26 thoughts on “Marxism: Zizek/Peterson: Official Video

  • i dont need a jew to tell me how the world is..the accent only of this international hyena..fuck them..

  • Zizek looks like a drunkard: fat, unshaved, unstylish cheap clothes, uncombed hair, sounds aswell horrible <- true representation of marxism. I dont want to be like this Zizek….compare speech of Zizek and Peterson. Jordans thoughts are well structured and clear while Zizek's is just jumps all over the yonder – from China to homosexuals. This debate is laughable.

  • Mr. Peterson I know that there is a really small chance you would read this but here it goes. I am a big fan of your work and i believe that you are one of the few remaining bastions of free rational thinking.
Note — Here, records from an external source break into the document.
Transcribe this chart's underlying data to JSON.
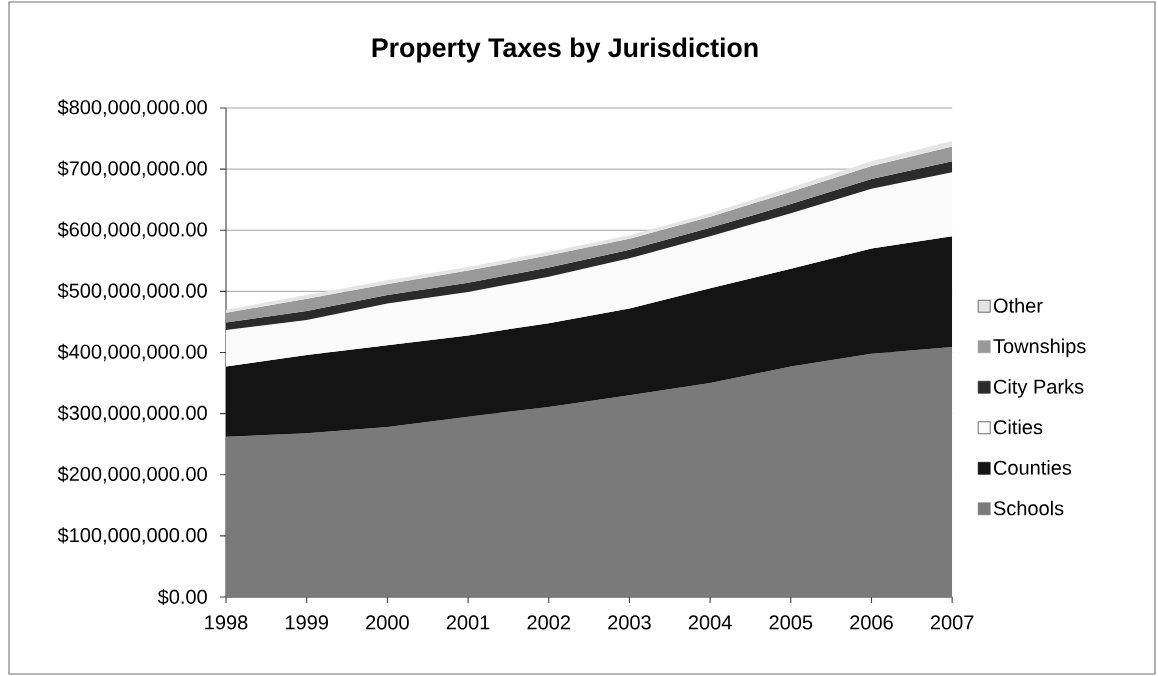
{
  "chart_data": {
    "type": "area",
    "title": "Property Taxes by Jurisdiction",
    "stacked": true,
    "x": [
      1998,
      1999,
      2000,
      2001,
      2002,
      2003,
      2004,
      2005,
      2006,
      2007
    ],
    "series": [
      {
        "name": "Schools",
        "color": "#7a7a7a",
        "values": [
          262000000,
          268000000,
          278000000,
          295000000,
          311000000,
          330000000,
          350000000,
          377000000,
          398000000,
          409000000
        ]
      },
      {
        "name": "Counties",
        "color": "#141414",
        "values": [
          115000000,
          128000000,
          134000000,
          133000000,
          137000000,
          142000000,
          155000000,
          160000000,
          172000000,
          181000000
        ]
      },
      {
        "name": "Cities",
        "color": "#fafafa",
        "values": [
          60000000,
          57000000,
          68000000,
          71000000,
          76000000,
          82000000,
          85000000,
          91000000,
          98000000,
          105000000
        ]
      },
      {
        "name": "City Parks",
        "color": "#2b2b2b",
        "values": [
          12000000,
          15000000,
          14000000,
          15000000,
          15000000,
          14000000,
          14000000,
          15000000,
          16000000,
          18000000
        ]
      },
      {
        "name": "Townships",
        "color": "#999999",
        "values": [
          16000000,
          20000000,
          18000000,
          20000000,
          20000000,
          18000000,
          18000000,
          20000000,
          21000000,
          24000000
        ]
      },
      {
        "name": "Other",
        "color": "#e4e4e4",
        "values": [
          5000000,
          6000000,
          6000000,
          6000000,
          6000000,
          6000000,
          6000000,
          7000000,
          8000000,
          9000000
        ]
      }
    ],
    "xlim": [
      1998,
      2007
    ],
    "xticks": [
      1998,
      1999,
      2000,
      2001,
      2002,
      2003,
      2004,
      2005,
      2006,
      2007
    ],
    "ylim": [
      0,
      800000000
    ],
    "yticks": [
      {
        "value": 0,
        "label": "$0.00"
      },
      {
        "value": 100000000,
        "label": "$100,000,000.00"
      },
      {
        "value": 200000000,
        "label": "$200,000,000.00"
      },
      {
        "value": 300000000,
        "label": "$300,000,000.00"
      },
      {
        "value": 400000000,
        "label": "$400,000,000.00"
      },
      {
        "value": 500000000,
        "label": "$500,000,000.00"
      },
      {
        "value": 600000000,
        "label": "$600,000,000.00"
      },
      {
        "value": 700000000,
        "label": "$700,000,000.00"
      },
      {
        "value": 800000000,
        "label": "$800,000,000.00"
      }
    ],
    "grid": "y",
    "legend": "right"
  }
}
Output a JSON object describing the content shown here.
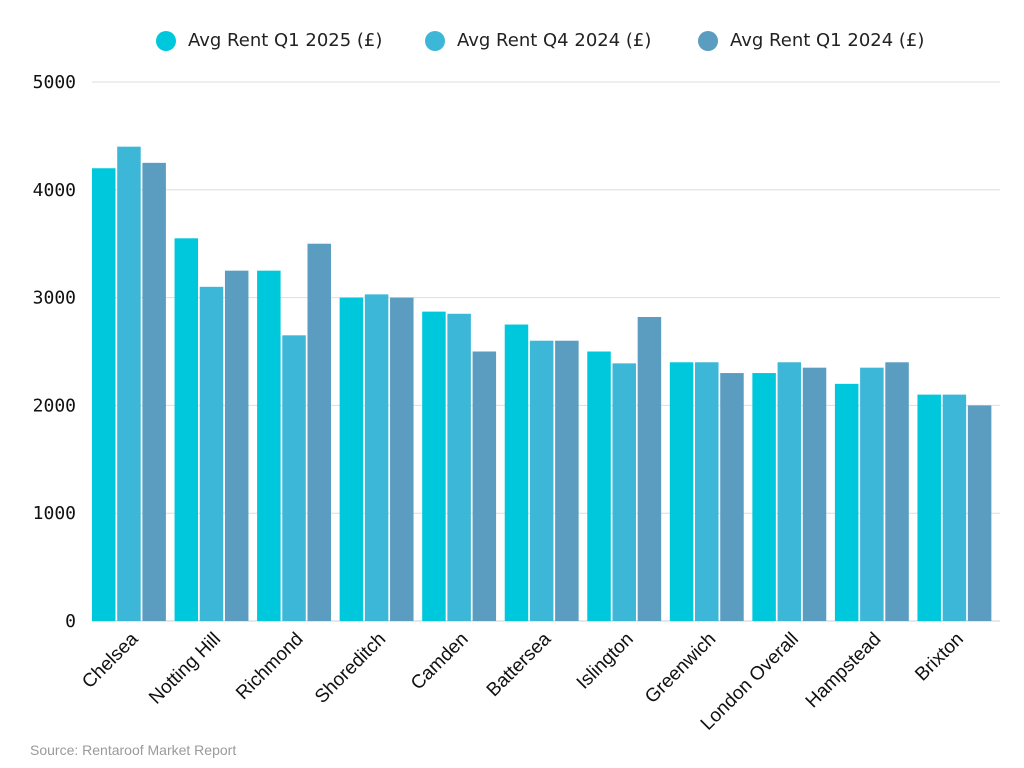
{
  "chart_data": {
    "type": "bar",
    "categories": [
      "Chelsea",
      "Notting Hill",
      "Richmond",
      "Shoreditch",
      "Camden",
      "Battersea",
      "Islington",
      "Greenwich",
      "London Overall",
      "Hampstead",
      "Brixton"
    ],
    "series": [
      {
        "name": "Avg Rent Q1 2025 (£)",
        "color": "#00C8DC",
        "values": [
          4200,
          3550,
          3250,
          3000,
          2870,
          2750,
          2500,
          2400,
          2300,
          2200,
          2100
        ]
      },
      {
        "name": "Avg Rent Q4 2024 (£)",
        "color": "#3DB7D8",
        "values": [
          4400,
          3100,
          2650,
          3030,
          2850,
          2600,
          2390,
          2400,
          2400,
          2350,
          2100
        ]
      },
      {
        "name": "Avg Rent Q1 2024 (£)",
        "color": "#5A9DC0",
        "values": [
          4250,
          3250,
          3500,
          3000,
          2500,
          2600,
          2820,
          2300,
          2350,
          2400,
          2000
        ]
      }
    ],
    "yticks": [
      0,
      1000,
      2000,
      3000,
      4000,
      5000
    ],
    "ylim": [
      0,
      5000
    ],
    "grid": true,
    "legend_position": "top"
  },
  "source": "Source: Rentaroof Market Report"
}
However, i must admit that Mr. Zizek made some really strong points. His idea of happiness is derived from the Stoics philosophy and time after time this proves to be the ultimate truth regarding the happiness of the individual. Seneka was actually fascinated with Epicurus and it was his communes which were regarded as the schools for happiness. They were the closest thing to Communism that ever existed.

  • Why is the audio so quiet? I watched this live when it happened, and I do not at all remember the audio being this low

  • From what I've heard here, one would think Zizek is substantially to the right of the modern American Democratic party…?
    Also, I think Zizek might be a muppet. If not, he's the most physically animated human I've ever seen.

  • I almost feel like there was a miscommunication on what the debate was about. Either way, always love JB’s ideas. I think more of a conversation format would have been better.

  • With all due respect I don't think Zizek is a great debater, at least compared to Peterson, and his ideas and arguments were not very organised imo which made the debate go all over the place. 

    Also, Peterson's hand movements look like he's playing a piano, why? lol. Overall loved the debate deffo learned a lot and really got me thinking. Thank you.

  • JBP doesn't know what he's talking about and anyone who disagrees probably doesn't know what they're talking about. Such a charlatan
    Edit: omg he's so cringe

  • Peterson lacks of knowledge , he refer to things that i can also think and speak about. But i would never be able to think anything of what Zizek says.Although Peterson can get what Zizek says and deeply analyze it and gets inner meanings.Besides the extremely difference of their political views , i would say that this wasn't that much a debate but more the one was filling the other.

  • 1. It was a debate 2. Peterson said nothing outside of laying a weak foundation for an argument he never made

  • Watch academics remind you of why socialism and communism has never been a good idea… China… a success only if you look at how capitalist their economy is and ignore how bad off and oppressed their working class is (the great firewall of china knows everything you do online and all your neighbors inform on you offline!

  • This is not debate at all. 😂 These two men are not into same sports. It's forced talk by expectation of young people who fancy both of them on the Internet in persue for answers.